In conducting its study, the Commission empaneled an Advisory Committee and held sessions covering four general issue areas -- strategic planning, design and construction, alternative sanctions and privatization. The sessions were used to inform the Commission on the history, issues and potential reforms in those areas. A list of the Advisory Committee members is in Appendix A.

In addition, the Commission conducted three public hearings, in June, August and September of 1997. It heard from a variety of state officials, correctional practitioners and national experts. A list of the witnesses are in Appendix B.

Commissioners visited a number of prisons, spoke with prisoners, correctional officers and wardens. A list of the facilities visited is in Appendix C.

The Commission conducted extensive literature searches and interviews.

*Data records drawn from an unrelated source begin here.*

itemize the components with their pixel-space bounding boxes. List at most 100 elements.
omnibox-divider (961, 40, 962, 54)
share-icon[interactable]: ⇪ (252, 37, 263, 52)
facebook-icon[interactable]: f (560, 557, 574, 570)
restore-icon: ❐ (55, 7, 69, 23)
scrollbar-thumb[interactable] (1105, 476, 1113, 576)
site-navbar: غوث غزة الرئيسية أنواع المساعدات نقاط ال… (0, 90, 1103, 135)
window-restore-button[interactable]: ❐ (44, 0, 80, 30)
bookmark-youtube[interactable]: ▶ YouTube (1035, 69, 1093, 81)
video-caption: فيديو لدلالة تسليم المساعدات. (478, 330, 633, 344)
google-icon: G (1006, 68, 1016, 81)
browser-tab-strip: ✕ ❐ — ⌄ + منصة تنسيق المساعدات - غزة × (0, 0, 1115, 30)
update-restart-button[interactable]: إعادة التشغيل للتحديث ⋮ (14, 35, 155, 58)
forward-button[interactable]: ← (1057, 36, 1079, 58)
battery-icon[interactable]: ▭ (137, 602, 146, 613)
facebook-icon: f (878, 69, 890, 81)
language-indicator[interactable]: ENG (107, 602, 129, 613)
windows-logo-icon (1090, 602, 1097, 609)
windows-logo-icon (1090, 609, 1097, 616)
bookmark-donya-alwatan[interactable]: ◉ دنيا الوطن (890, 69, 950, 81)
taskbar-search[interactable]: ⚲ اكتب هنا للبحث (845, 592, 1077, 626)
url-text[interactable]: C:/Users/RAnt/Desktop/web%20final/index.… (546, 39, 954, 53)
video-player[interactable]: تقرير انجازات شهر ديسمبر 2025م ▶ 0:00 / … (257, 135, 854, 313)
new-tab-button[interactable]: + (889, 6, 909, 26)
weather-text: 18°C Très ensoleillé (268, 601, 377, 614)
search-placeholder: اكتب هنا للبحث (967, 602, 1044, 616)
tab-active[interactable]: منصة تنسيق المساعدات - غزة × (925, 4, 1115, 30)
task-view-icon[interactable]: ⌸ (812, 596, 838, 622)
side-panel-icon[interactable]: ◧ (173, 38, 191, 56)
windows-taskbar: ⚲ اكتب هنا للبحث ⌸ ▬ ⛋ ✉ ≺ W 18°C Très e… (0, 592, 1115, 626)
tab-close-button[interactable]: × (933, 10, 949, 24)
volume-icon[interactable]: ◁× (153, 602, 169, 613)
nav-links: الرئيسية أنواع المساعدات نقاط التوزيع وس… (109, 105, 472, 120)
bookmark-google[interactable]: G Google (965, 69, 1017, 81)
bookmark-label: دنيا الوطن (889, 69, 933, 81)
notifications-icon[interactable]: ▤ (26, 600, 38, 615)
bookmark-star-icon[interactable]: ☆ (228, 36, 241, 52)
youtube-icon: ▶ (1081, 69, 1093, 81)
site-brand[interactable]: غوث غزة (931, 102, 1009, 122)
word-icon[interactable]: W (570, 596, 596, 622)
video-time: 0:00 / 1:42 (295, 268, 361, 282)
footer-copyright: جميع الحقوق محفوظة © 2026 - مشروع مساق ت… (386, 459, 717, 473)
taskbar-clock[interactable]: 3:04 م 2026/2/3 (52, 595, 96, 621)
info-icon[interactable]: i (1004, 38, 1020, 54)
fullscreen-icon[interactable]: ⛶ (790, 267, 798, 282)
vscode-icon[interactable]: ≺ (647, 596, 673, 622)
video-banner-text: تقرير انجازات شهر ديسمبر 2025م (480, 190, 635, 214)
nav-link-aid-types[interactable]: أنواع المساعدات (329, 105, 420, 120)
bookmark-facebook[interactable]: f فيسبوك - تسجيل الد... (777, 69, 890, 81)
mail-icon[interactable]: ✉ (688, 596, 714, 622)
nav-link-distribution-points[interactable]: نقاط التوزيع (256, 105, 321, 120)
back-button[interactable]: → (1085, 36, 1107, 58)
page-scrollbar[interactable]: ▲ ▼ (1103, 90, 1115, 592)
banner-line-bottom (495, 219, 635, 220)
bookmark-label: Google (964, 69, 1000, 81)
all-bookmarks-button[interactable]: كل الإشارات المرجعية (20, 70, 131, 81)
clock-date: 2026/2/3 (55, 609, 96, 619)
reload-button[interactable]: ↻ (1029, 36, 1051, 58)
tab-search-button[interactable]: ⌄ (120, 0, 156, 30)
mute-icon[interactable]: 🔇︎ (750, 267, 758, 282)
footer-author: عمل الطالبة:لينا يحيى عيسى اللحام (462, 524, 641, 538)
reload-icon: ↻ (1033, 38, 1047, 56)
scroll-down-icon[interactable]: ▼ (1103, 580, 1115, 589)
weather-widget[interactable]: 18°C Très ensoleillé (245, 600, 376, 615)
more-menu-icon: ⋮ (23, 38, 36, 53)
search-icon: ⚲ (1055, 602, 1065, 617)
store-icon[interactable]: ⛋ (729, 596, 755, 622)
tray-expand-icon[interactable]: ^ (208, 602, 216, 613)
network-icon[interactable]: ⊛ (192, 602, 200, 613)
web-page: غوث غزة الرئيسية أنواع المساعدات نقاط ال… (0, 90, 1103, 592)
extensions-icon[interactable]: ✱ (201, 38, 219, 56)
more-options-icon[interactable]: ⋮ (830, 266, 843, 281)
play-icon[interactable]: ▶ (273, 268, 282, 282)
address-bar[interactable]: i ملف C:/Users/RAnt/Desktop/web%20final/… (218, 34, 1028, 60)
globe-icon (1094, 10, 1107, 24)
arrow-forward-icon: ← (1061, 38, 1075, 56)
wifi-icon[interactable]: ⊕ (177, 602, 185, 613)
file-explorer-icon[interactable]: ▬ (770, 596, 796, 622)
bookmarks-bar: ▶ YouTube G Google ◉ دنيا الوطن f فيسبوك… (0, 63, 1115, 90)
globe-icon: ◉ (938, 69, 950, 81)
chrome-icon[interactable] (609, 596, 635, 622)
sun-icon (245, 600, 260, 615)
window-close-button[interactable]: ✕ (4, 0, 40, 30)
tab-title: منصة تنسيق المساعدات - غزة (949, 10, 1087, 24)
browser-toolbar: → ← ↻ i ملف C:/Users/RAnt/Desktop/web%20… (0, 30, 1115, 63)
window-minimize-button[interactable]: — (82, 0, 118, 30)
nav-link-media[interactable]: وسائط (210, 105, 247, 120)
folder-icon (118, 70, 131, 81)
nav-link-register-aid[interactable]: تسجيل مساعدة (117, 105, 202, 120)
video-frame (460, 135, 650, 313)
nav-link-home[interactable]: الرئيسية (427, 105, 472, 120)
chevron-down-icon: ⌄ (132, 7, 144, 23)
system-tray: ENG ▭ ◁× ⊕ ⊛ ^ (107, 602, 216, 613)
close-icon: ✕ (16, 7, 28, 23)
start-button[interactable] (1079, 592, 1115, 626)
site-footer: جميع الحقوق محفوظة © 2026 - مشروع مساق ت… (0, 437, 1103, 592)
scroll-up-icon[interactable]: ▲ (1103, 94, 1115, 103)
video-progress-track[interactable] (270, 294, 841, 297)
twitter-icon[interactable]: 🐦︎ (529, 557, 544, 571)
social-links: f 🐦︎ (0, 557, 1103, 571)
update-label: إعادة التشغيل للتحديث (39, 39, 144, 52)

The Commission's conclusions are a product of this process and are documented in this report. Because of the urgency of this issue, the Commission has developed recommendations that it believes to be politically feasible and financially practical.

The report begins with a Transmittal letter, an Executive Summary and this Introduction. The following sections include a Background and six chapters that are divided into three sections: Systematic Overcrowding, Maximizing the Existing System, and Performance-Based System Expansion. The report closes with a Conclusion, Appendices and Endnotes.